Foreign media reports that Zcash recently patched a major vulnerability in Orchard privacy pools, but the market sell-off has not eased. The reason is not whether the vulnerability has been patched, but rather that the network cannot prove that this flaw has never been exploited in the past four years, thus casting doubt on the credibility of the supply.
This commentary argues that this incident exposes not just a single software problem, but a long-standing challenge for privacy coins: the more difficult it is for transactions to be audited externally, the harder it is to independently verify the integrity of the supply. For networks that rely on privacy protection, this ambiguity itself will be reflected in the price.
The vulnerability could lead to the forgery of ZEC.
The problem lies with Orchard, the core privacy pool in Zcash's shielded transaction system, used to hide addresses and transaction amounts. According to Shielded Labs, this circuit flaw could theoretically allow attackers to generate additional ZECs undetected, with no upper limit on the number.
Security researcher Taylor Hornby discovered the issue on May 29, 2026. The report mentions that he used AI-assisted tools during a targeted audit of Orchard circuitry and verified its feasibility in a local testing environment. The development team then quickly moved forward with a fix.
- Vulnerability discovered on: May 29, 2026
- Emergency hard fork completion date: June 1, 2026
- Affected module: Orchard privacy pool circuit
The market still plummeted after the repairs were completed.
Within days of the disclosure, the developers shut down the at-risk component and redeployed the patched circuitry via an emergency hard fork. By typical security incident handling standards, the response was not slow, and no funds were found to have been stolen, nor were there any clear signs of inflation detected.

However, the commentary points out that the market's real concern is "what happened in the past," not "whether it has been fixed in the future." Since Orchard has been operational since May 2022, this means the vulnerability has been lurking in the network for approximately four years. Zcash can confirm that the patch has been applied, but it cannot cryptographically prove that no one has exploited this flaw during those four years.
The report noted that ZEC briefly rose above $600 on the week the vulnerability was discovered, but fell back by about 45% to around $314 after the disclosure, resulting in a market capitalization loss of over $3 billion. The article also stated that BitMEX co-founder Arthur Hayes sold all his ZEC holdings after the news broke, further amplifying the market's sensitivity to supply issues.

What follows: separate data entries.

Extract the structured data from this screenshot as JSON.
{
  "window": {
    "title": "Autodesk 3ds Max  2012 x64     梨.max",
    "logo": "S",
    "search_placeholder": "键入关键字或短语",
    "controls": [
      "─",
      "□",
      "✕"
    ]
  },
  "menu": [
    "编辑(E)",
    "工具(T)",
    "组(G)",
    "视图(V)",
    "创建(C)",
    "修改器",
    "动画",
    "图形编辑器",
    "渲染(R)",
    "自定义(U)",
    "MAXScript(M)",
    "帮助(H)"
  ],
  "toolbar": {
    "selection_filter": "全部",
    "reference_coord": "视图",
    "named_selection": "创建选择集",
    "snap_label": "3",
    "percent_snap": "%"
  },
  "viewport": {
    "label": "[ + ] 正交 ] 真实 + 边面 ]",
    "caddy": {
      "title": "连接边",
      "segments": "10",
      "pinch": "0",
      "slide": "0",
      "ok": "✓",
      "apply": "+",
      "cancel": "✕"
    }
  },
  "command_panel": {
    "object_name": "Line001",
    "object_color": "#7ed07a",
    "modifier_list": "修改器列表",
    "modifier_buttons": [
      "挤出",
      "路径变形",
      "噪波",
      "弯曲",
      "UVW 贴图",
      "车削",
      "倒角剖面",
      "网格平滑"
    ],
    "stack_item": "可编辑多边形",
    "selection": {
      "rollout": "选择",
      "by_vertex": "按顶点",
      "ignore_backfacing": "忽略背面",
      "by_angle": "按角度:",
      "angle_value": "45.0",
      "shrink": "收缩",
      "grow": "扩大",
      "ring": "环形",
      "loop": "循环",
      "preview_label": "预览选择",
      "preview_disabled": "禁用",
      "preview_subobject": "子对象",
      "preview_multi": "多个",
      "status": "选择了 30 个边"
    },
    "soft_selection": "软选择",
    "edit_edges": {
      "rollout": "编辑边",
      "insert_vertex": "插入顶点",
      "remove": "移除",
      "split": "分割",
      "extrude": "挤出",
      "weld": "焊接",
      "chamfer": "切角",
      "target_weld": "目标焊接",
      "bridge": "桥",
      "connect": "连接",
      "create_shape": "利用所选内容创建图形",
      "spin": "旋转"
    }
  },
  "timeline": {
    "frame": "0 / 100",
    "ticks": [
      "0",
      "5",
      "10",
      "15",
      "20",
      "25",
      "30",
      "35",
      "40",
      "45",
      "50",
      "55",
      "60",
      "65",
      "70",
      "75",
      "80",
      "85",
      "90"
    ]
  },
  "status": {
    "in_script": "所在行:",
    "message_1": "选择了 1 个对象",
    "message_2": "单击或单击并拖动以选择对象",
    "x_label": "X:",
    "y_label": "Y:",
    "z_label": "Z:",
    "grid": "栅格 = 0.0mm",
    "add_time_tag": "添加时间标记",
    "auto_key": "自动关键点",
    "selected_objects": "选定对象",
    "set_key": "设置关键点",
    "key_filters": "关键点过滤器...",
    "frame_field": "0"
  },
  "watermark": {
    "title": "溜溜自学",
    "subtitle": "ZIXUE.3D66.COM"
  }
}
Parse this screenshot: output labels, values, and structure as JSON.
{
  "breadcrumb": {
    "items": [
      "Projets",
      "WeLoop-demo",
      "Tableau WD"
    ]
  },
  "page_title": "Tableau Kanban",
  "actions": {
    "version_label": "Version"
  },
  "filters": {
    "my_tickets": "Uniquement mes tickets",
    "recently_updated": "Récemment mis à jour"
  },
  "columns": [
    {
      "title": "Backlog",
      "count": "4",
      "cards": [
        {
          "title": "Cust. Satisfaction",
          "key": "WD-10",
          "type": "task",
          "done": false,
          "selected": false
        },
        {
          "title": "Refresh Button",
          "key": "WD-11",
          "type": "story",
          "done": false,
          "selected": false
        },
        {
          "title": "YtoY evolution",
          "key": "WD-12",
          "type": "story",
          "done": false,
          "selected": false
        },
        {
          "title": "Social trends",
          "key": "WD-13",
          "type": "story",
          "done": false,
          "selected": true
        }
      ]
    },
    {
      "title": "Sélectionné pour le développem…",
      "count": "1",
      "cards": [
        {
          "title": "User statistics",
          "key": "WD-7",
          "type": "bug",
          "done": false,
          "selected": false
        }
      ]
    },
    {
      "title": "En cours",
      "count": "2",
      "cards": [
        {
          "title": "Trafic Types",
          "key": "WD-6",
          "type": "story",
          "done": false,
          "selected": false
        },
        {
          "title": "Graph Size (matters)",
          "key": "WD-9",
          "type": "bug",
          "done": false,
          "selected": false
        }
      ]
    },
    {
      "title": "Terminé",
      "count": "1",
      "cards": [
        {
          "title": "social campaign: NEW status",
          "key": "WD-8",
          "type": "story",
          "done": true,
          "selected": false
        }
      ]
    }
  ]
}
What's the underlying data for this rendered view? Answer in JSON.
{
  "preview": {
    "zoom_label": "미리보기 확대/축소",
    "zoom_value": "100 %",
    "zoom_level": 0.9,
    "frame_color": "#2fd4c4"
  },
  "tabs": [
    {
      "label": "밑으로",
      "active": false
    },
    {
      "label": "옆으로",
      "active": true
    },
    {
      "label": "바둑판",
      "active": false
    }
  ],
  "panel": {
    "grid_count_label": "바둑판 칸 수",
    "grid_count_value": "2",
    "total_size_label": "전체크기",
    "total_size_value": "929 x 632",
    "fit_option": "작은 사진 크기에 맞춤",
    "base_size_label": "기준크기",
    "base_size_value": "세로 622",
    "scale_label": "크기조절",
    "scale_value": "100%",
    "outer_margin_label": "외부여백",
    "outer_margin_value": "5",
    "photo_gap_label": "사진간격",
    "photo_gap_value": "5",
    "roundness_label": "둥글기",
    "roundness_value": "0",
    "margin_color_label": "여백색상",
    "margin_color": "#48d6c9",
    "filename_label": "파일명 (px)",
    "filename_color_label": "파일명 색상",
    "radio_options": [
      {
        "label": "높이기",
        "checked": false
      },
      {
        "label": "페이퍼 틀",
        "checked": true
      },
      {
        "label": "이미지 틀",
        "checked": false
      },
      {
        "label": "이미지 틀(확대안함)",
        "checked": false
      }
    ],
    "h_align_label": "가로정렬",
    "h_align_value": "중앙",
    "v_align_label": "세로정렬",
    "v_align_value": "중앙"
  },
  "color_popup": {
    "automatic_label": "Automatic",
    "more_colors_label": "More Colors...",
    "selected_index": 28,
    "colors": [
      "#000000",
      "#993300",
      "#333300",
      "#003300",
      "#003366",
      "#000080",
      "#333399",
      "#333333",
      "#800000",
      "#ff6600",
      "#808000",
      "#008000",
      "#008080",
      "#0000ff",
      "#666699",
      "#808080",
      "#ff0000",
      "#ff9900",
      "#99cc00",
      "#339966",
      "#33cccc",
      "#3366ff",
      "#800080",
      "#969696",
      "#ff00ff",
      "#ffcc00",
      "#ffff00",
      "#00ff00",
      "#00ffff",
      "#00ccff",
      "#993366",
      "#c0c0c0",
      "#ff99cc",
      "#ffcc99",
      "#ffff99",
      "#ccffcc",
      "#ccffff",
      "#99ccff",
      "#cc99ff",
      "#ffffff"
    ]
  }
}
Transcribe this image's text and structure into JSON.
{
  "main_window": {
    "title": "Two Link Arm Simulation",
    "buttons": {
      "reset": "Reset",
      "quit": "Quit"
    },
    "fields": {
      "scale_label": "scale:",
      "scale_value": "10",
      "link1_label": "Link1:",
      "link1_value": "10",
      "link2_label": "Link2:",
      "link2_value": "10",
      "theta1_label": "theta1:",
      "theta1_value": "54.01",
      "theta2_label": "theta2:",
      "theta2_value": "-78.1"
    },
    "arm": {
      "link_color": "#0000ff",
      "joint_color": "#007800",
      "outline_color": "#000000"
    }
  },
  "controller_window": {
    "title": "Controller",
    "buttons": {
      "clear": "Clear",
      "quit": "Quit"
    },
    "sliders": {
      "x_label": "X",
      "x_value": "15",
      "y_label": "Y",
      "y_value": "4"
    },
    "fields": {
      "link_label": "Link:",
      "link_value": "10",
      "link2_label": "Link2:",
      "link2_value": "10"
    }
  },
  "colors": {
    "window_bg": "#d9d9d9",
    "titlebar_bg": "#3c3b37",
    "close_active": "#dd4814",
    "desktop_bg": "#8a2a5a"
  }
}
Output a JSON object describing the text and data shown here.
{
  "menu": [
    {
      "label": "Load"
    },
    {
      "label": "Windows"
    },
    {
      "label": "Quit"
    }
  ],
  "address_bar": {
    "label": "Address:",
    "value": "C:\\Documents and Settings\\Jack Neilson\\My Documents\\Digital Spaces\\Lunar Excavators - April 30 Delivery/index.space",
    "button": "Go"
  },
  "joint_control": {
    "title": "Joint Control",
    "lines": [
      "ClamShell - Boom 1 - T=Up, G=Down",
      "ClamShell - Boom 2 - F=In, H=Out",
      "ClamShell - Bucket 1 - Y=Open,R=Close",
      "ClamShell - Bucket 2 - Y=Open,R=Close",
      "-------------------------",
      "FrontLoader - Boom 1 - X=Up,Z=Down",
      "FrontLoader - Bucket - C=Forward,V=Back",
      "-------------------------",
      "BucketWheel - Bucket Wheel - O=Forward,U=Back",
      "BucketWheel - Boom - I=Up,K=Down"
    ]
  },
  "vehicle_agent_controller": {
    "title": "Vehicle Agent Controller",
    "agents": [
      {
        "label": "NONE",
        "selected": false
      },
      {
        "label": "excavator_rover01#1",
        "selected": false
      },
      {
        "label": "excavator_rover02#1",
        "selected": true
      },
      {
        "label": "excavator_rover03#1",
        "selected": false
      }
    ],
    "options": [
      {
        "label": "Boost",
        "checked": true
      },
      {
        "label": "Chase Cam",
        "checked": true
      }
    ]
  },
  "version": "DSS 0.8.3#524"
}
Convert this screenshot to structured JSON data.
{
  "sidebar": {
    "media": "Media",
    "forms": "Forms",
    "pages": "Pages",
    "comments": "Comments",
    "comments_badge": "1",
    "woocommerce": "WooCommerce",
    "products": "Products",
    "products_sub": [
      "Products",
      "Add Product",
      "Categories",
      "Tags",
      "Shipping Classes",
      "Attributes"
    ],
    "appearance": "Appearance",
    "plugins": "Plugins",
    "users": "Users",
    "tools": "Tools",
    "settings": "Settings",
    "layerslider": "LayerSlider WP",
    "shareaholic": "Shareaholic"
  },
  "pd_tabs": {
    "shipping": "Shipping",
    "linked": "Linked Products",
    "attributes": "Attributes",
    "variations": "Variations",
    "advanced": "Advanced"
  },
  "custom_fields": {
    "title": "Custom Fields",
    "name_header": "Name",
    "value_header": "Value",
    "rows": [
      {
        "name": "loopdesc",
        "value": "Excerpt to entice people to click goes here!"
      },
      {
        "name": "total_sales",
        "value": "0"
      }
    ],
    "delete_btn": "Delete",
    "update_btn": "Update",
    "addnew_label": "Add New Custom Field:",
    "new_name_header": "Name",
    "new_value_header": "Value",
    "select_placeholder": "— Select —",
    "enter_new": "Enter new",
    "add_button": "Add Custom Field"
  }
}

The conflict between privacy and auditability is amplified once again.
The article argues that the reason this incident has caused such a lasting impact is because Zcash's privacy design itself limits external auditing capabilities. With transparent blockchains like Bitcoin, outsiders can directly verify the public ledger to check for anomalies in the total supply; however, in a shielded transaction pool, addresses and amounts are hidden, making it difficult for outsiders to draw the same direct conclusions.
This is also a trade-off that privacy coins have long faced: stronger privacy protection often means weaker independent auditing capabilities. The article states that this is not a problem that can be completely solved with a single patch, but rather a reality that privacy-oriented networks must confront in their design.
Shielded Labs is currently pushing for formal verification of Orchard circuits and proposing solutions for subsequent network upgrades, including the introduction of new shielded pools and the use of "turnstile" accounting to track the flow of funds out of existing Orchard pools, with the goal of improving supply verifiability while preserving privacy features.
If this solution is implemented, it could provide a reference model for privacy coins to handle supply auditing issues. However, before that, the market still needs to digest a more direct fact: the fact that the vulnerability has been fixed does not mean that historical risks have been completely eliminated.